The situation would be completely different for an antenna location inside the car. For a hat rack antenna, the equivalent spherical mode source needs N = 380 modes and the corresponding sphere radius would be more than 3 meters. This is not surprising because the reflections at the car body are very relevant for the antenna pattern. A very large radius of the hypothetical sphere is therefore an indication that the position for antenna placement is poorly suited.

**Example 3: RL-GO simulation in EMC chamber **

Equivalent spherical mode sources of antennas can speed up ray-based simulation methods like the faceted UTD (Uniform Theory of Diffraction) or ray-launching Geometrical Optics (RL-GO) in Feko. For the full antenna model every triangle element would act as a source in the ray-tracing or ray-launching approach. The equivalent spherical mode source is reducing the number of rays and enables faster simulation with reasonable memory requirements.

For a semi-anechoic chamber (23 m x 16 m x 9 m) with metallic ground surface and more than 10.000 absorbers at walls and the ceiling the quite zone behavior shall be investigated. The electric field distribution at specified locations is computed and compared with a reference solution created in free space (with infinite PEC ground). At the frequency of 1 GHz the chamber model would be electrically too large for a classical full wave MLFMM simulation. But this is where asymptotic methods can prove their strengths: Absorber and ground plane are assigned for RL-GO and the Bilog antenna is replaced with an equivalent modes source. This approach requires only 8.5 GB memory. Note, that runtime scales linear with the number of near-field request points. In this case, approximately 1 second runtime per field request is required.

The results shows that the filed distribution in the chamber is very similar to the reference solution and in the quite zone differences are sufficient small. Near the absorber walls the behavior is less good.

I hope that these examples have shown that SWE and equivalent spherical mode sources are powerful tools for several antenna related simulation tasks, especially at high frequencies.

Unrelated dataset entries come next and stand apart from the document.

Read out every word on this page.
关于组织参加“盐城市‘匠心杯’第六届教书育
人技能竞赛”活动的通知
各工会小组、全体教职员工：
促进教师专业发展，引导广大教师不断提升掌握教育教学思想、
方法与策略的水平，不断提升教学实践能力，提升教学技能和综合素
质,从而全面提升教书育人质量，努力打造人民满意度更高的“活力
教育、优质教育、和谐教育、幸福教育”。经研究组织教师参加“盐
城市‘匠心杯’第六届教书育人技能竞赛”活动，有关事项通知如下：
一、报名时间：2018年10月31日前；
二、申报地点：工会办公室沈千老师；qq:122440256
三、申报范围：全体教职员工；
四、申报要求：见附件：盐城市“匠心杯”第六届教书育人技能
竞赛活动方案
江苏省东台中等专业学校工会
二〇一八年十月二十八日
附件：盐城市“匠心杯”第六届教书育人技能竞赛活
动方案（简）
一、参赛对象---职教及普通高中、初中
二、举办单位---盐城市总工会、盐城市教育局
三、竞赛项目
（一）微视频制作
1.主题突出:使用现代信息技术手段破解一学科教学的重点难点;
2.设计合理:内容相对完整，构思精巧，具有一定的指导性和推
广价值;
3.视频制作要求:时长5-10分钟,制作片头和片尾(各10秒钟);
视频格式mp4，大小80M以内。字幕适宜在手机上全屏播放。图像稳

Try this approach for yourself: The model of the antenna array is attached to this article.

**References: **

- [1] F. Jensen:
*On the Number of Modes in Spherical Wave Expansions*, 26^{th}AMTA Conference, 2004. - [2] J. E. Hansen,
*Spherical Near-Field Antenna Measurements*, London, UK: The Institution of Engineering and Technology, 2008. - [3] B. Derat:
*5G antenna characterization in the far-field: How close can far-field be?*IEEE International Symposium on Electromagnetic Compatibility and IEEE Asia-Pacific Symposium on Electromagnetic Compatibility (EMC/APEMC), 2018. - [4] T. Marinovic :
*Vector Spherical Harmonic Expansion*, technical paper available at Altair University 2020. - [5] N. D. Chaudhury, L. Berkelmann, B. Jansen, J. Robert:
*On Vehicular Model Reduction for Antenna Simulation Using Spherical Wave Expansion*, IEEE AP-S/URSI International Symposium on Antennas and Propagation, 2023.